Wednesday, May 25, 2011

Bi-Directional Oppression

History suggests oppression is only a top-down phenomenon. Maybe not.

Below are two stories of liberty lost. The first is the traditional top-down, the second a rare (?) bottom-up approach we only see here in America.

MarketWatch: Cisco accused of helping China track dissents.

Cisco Systems Inc. became the subject of a lawsuit which accuses the tech firm of providing the Chinese government with the means of spying on dissents and aiding human rights violations against its citizens.

A lawsuit filed by a group from the Falun Gong spiritual movement alleged that Cisco CSCO +0.06% provided networking applications and technical assistance which enabled the Chinese government to monitor its citizens online...

San Jose Mercury News: Cisco accused of helping China track Falun Gong followers

"We have actual testimony from insiders, and we've amassed three years of data that goes beyond what was presented to Congress," said Lee Crawford-Boyd, a Los Angeles lawyer who brought the class-action suit with attorneys from the Washington, D.C.-based Human Rights Law Foundation.

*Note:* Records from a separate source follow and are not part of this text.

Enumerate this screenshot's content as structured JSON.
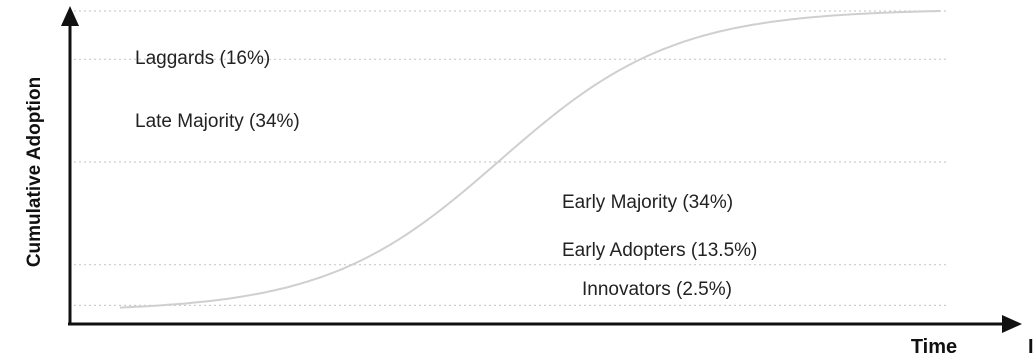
{
  "chart_data": {
    "type": "line",
    "title": "",
    "xlabel": "Time",
    "ylabel": "Cumulative Adoption",
    "ylim": [
      0,
      100
    ],
    "grid": "dotted horizontal lines at segment boundaries",
    "legend": "none",
    "x_stray_mark": "I",
    "colors": {
      "curve": "#cfcfcf",
      "axis": "#111111",
      "grid": "#cccccc",
      "text": "#222222"
    },
    "boundaries": [
      2.5,
      16,
      50,
      84,
      100
    ],
    "segments": [
      {
        "label": "Laggards (16%)",
        "share": 16
      },
      {
        "label": "Late Majority (34%)",
        "share": 34
      },
      {
        "label": "Early Majority (34%)",
        "share": 34
      },
      {
        "label": "Early Adopters (13.5%)",
        "share": 13.5
      },
      {
        "label": "Innovators (2.5%)",
        "share": 2.5
      }
    ]
  }
}
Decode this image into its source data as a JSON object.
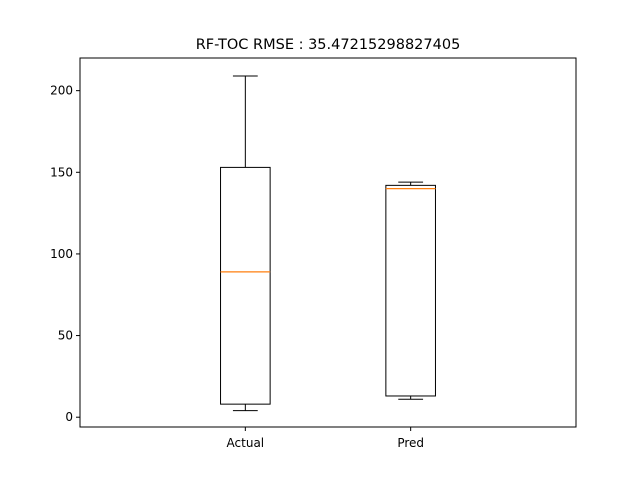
{
  "chart_data": {
    "type": "box",
    "title": "RF-TOC RMSE : 35.47215298827405",
    "xlabel": "",
    "ylabel": "",
    "categories": [
      "Actual",
      "Pred"
    ],
    "boxes": [
      {
        "name": "Actual",
        "whisker_low": 4,
        "q1": 8,
        "median": 89,
        "q3": 153,
        "whisker_high": 209
      },
      {
        "name": "Pred",
        "whisker_low": 11,
        "q1": 13,
        "median": 140,
        "q3": 142,
        "whisker_high": 144
      }
    ],
    "yticks": [
      0,
      50,
      100,
      150,
      200
    ],
    "ylim": [
      -6,
      220
    ],
    "grid": false,
    "colors": {
      "box": "#000000",
      "median": "#ff7f0e"
    }
  }
}
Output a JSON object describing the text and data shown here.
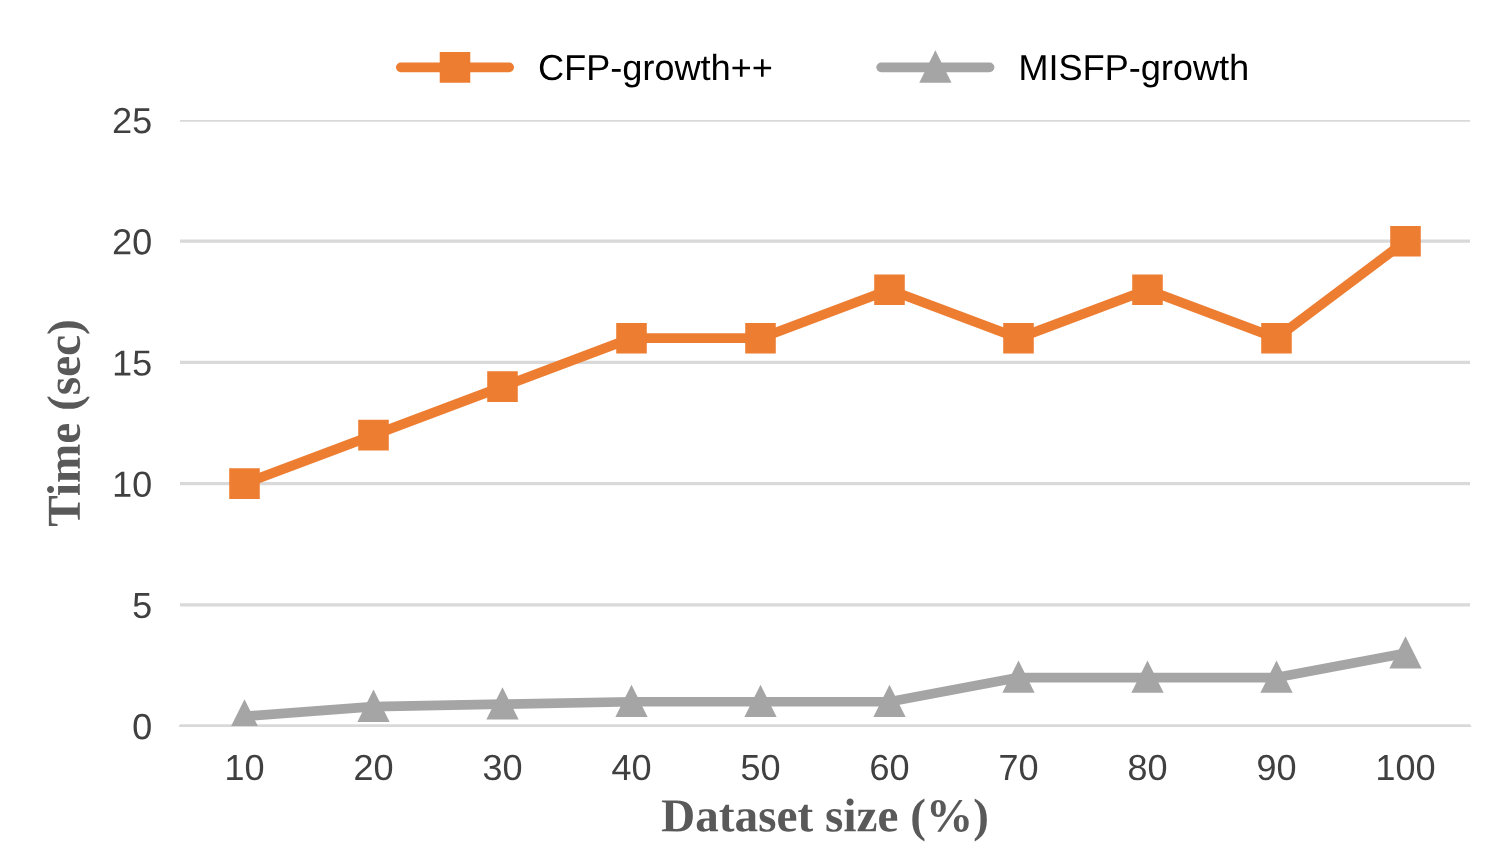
{
  "chart_data": {
    "type": "line",
    "xlabel": "Dataset size (%)",
    "ylabel": "Time (sec)",
    "categories": [
      "10",
      "20",
      "30",
      "40",
      "50",
      "60",
      "70",
      "80",
      "90",
      "100"
    ],
    "series": [
      {
        "name": "CFP-growth++",
        "color": "#ed7d31",
        "marker": "square",
        "values": [
          10,
          12,
          14,
          16,
          16,
          18,
          16,
          18,
          16,
          20
        ]
      },
      {
        "name": "MISFP-growth",
        "color": "#a5a5a5",
        "marker": "triangle",
        "values": [
          0.4,
          0.8,
          0.9,
          1,
          1,
          1,
          2,
          2,
          2,
          3
        ]
      }
    ],
    "ylim": [
      0,
      25
    ],
    "yticks": [
      0,
      5,
      10,
      15,
      20,
      25
    ],
    "grid": "y",
    "legend": "top",
    "line_style": "solid"
  }
}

Here is a photo we snapped outside the Democrat's convention in 2008. Her pose is forbidden in China.

Not to be outdone... our comrades here in the states are feeling a bit bloated with too much liberty - both theirs and yours. Seattle coffee houses and their customers agree with the mayor's initiative to ban paper cups. Seattle Times: Drive to drop paper coffee cup brews in Seattle:

Seattle City Council President Richard Conlin endorsed the initiative, which urges participants to whip out their own reusable cups for mochas on the go, and opt for ceramic over paper when ordering "for here."

"Let's show that we can do this, and our success will be duplicated in other cities," Conlin said in a statement.

Co-sponsors of the initiative include Sustainable Seattle, Zero Waste Seattle, Caffe Ladro and several other local coffee shops.

UT: Weasel Zippers. Photo from Google Search "Seattle Coffee House".

Of the people pictured above, who is likely the most principled?
Who above will fight for not just their rights but for yours too?
Who would you trust in the ballot box?
And a stretch here, but who probably agrees more with the values of America's founding fathers?

Unlike public school, there is a wrong answer.